瞳が映す景色



――小さな頃、兄から、空から降る雨は神様の涙だと教えられた。


冗談のそれを、幼いあたしは真に受け、素直に信じ、雨が降るたび一緒に泣いてた。


世界中に降る涙。その質量に苦しくなり、神様が嘆くことが悲しかった。神様から見る地上が嘆くことばかりだから? 自分がいい子になったら全部救える? いや、自分にそこまでの価値はないけど、幾分かなら、和らげてあげられる?


幼い、けど卑屈で傲慢な感情で、一時ずっと空に語りかけていた、愛しくも恥ずかしい過去。


そういえば、雪には悲しまなかったな。凍っていれば別物と、そりゃ知識がないからそう認識しちゃうか。


クリスマスの夜、チキンやパーティーメニューはとうに完売し、通常の客足はまばらだった午後八時。アスファルトにうっすら積もる、見上げれば際限なく降る雪を見て思い出した。


僅かしか積もってないのに、誰にも踏み荒らされてなかった道路の雪は、足を入れるときゅっと独特の感触が伝わる。閉店作業はとっくに終わらせたけど、あたしの足は止まらない。


そこらへんからかき集めれば、手乗り雪だるまくらいは作れるだろうかとしゃがみこんだ。




「風邪ひいちゃうよ?」


「っ!?」


「って、昼間、僕言ったよね?」


雪積もる道路を気配なく歩いてこられるなんて、この男は妖精か何かか――あたしは振り返りながら可笑しな想像をする。

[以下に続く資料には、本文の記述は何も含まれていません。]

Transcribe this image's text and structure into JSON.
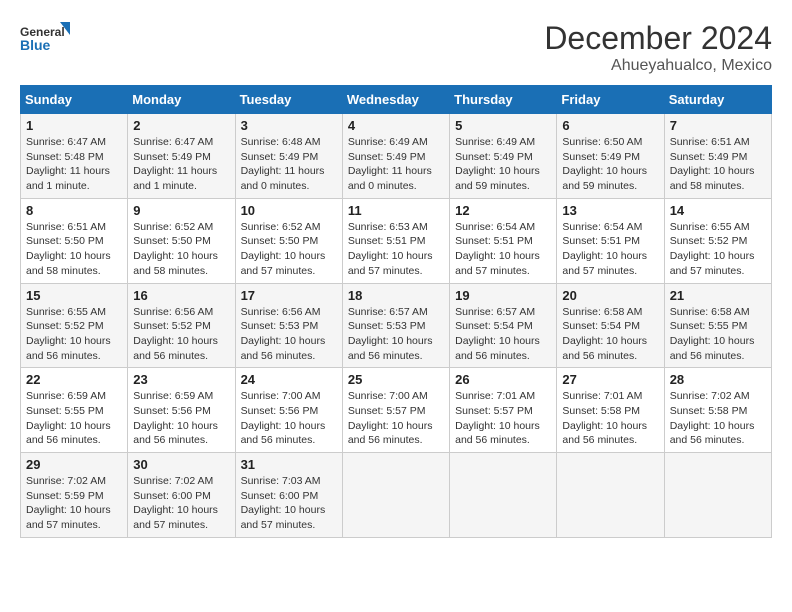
{
  "header": {
    "logo_line1": "General",
    "logo_line2": "Blue",
    "month": "December 2024",
    "location": "Ahueyahualco, Mexico"
  },
  "weekdays": [
    "Sunday",
    "Monday",
    "Tuesday",
    "Wednesday",
    "Thursday",
    "Friday",
    "Saturday"
  ],
  "weeks": [
    [
      {
        "day": "1",
        "info": "Sunrise: 6:47 AM\nSunset: 5:48 PM\nDaylight: 11 hours and 1 minute."
      },
      {
        "day": "2",
        "info": "Sunrise: 6:47 AM\nSunset: 5:49 PM\nDaylight: 11 hours and 1 minute."
      },
      {
        "day": "3",
        "info": "Sunrise: 6:48 AM\nSunset: 5:49 PM\nDaylight: 11 hours and 0 minutes."
      },
      {
        "day": "4",
        "info": "Sunrise: 6:49 AM\nSunset: 5:49 PM\nDaylight: 11 hours and 0 minutes."
      },
      {
        "day": "5",
        "info": "Sunrise: 6:49 AM\nSunset: 5:49 PM\nDaylight: 10 hours and 59 minutes."
      },
      {
        "day": "6",
        "info": "Sunrise: 6:50 AM\nSunset: 5:49 PM\nDaylight: 10 hours and 59 minutes."
      },
      {
        "day": "7",
        "info": "Sunrise: 6:51 AM\nSunset: 5:49 PM\nDaylight: 10 hours and 58 minutes."
      }
    ],
    [
      {
        "day": "8",
        "info": "Sunrise: 6:51 AM\nSunset: 5:50 PM\nDaylight: 10 hours and 58 minutes."
      },
      {
        "day": "9",
        "info": "Sunrise: 6:52 AM\nSunset: 5:50 PM\nDaylight: 10 hours and 58 minutes."
      },
      {
        "day": "10",
        "info": "Sunrise: 6:52 AM\nSunset: 5:50 PM\nDaylight: 10 hours and 57 minutes."
      },
      {
        "day": "11",
        "info": "Sunrise: 6:53 AM\nSunset: 5:51 PM\nDaylight: 10 hours and 57 minutes."
      },
      {
        "day": "12",
        "info": "Sunrise: 6:54 AM\nSunset: 5:51 PM\nDaylight: 10 hours and 57 minutes."
      },
      {
        "day": "13",
        "info": "Sunrise: 6:54 AM\nSunset: 5:51 PM\nDaylight: 10 hours and 57 minutes."
      },
      {
        "day": "14",
        "info": "Sunrise: 6:55 AM\nSunset: 5:52 PM\nDaylight: 10 hours and 57 minutes."
      }
    ],
    [
      {
        "day": "15",
        "info": "Sunrise: 6:55 AM\nSunset: 5:52 PM\nDaylight: 10 hours and 56 minutes."
      },
      {
        "day": "16",
        "info": "Sunrise: 6:56 AM\nSunset: 5:52 PM\nDaylight: 10 hours and 56 minutes."
      },
      {
        "day": "17",
        "info": "Sunrise: 6:56 AM\nSunset: 5:53 PM\nDaylight: 10 hours and 56 minutes."
      },
      {
        "day": "18",
        "info": "Sunrise: 6:57 AM\nSunset: 5:53 PM\nDaylight: 10 hours and 56 minutes."
      },
      {
        "day": "19",
        "info": "Sunrise: 6:57 AM\nSunset: 5:54 PM\nDaylight: 10 hours and 56 minutes."
      },
      {
        "day": "20",
        "info": "Sunrise: 6:58 AM\nSunset: 5:54 PM\nDaylight: 10 hours and 56 minutes."
      },
      {
        "day": "21",
        "info": "Sunrise: 6:58 AM\nSunset: 5:55 PM\nDaylight: 10 hours and 56 minutes."
      }
    ],
    [
      {
        "day": "22",
        "info": "Sunrise: 6:59 AM\nSunset: 5:55 PM\nDaylight: 10 hours and 56 minutes."
      },
      {
        "day": "23",
        "info": "Sunrise: 6:59 AM\nSunset: 5:56 PM\nDaylight: 10 hours and 56 minutes."
      },
      {
        "day": "24",
        "info": "Sunrise: 7:00 AM\nSunset: 5:56 PM\nDaylight: 10 hours and 56 minutes."
      },
      {
        "day": "25",
        "info": "Sunrise: 7:00 AM\nSunset: 5:57 PM\nDaylight: 10 hours and 56 minutes."
      },
      {
        "day": "26",
        "info": "Sunrise: 7:01 AM\nSunset: 5:57 PM\nDaylight: 10 hours and 56 minutes."
      },
      {
        "day": "27",
        "info": "Sunrise: 7:01 AM\nSunset: 5:58 PM\nDaylight: 10 hours and 56 minutes."
      },
      {
        "day": "28",
        "info": "Sunrise: 7:02 AM\nSunset: 5:58 PM\nDaylight: 10 hours and 56 minutes."
      }
    ],
    [
      {
        "day": "29",
        "info": "Sunrise: 7:02 AM\nSunset: 5:59 PM\nDaylight: 10 hours and 57 minutes."
      },
      {
        "day": "30",
        "info": "Sunrise: 7:02 AM\nSunset: 6:00 PM\nDaylight: 10 hours and 57 minutes."
      },
      {
        "day": "31",
        "info": "Sunrise: 7:03 AM\nSunset: 6:00 PM\nDaylight: 10 hours and 57 minutes."
      },
      null,
      null,
      null,
      null
    ]
  ]
}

「……白鳥さんこそ、今日はいつもより薄着。風邪ひいちゃうよ」


「確かに。首元って、やっぱり防寒大切だね~」


妖精や未知なるものって、存在云々は置いておいて、特別に思える。


この世に存在する白鳥さんは、未知云々は置いておいて、今のところ、どうやっても特別だと、その姿を目にするだけで胸が疼いた。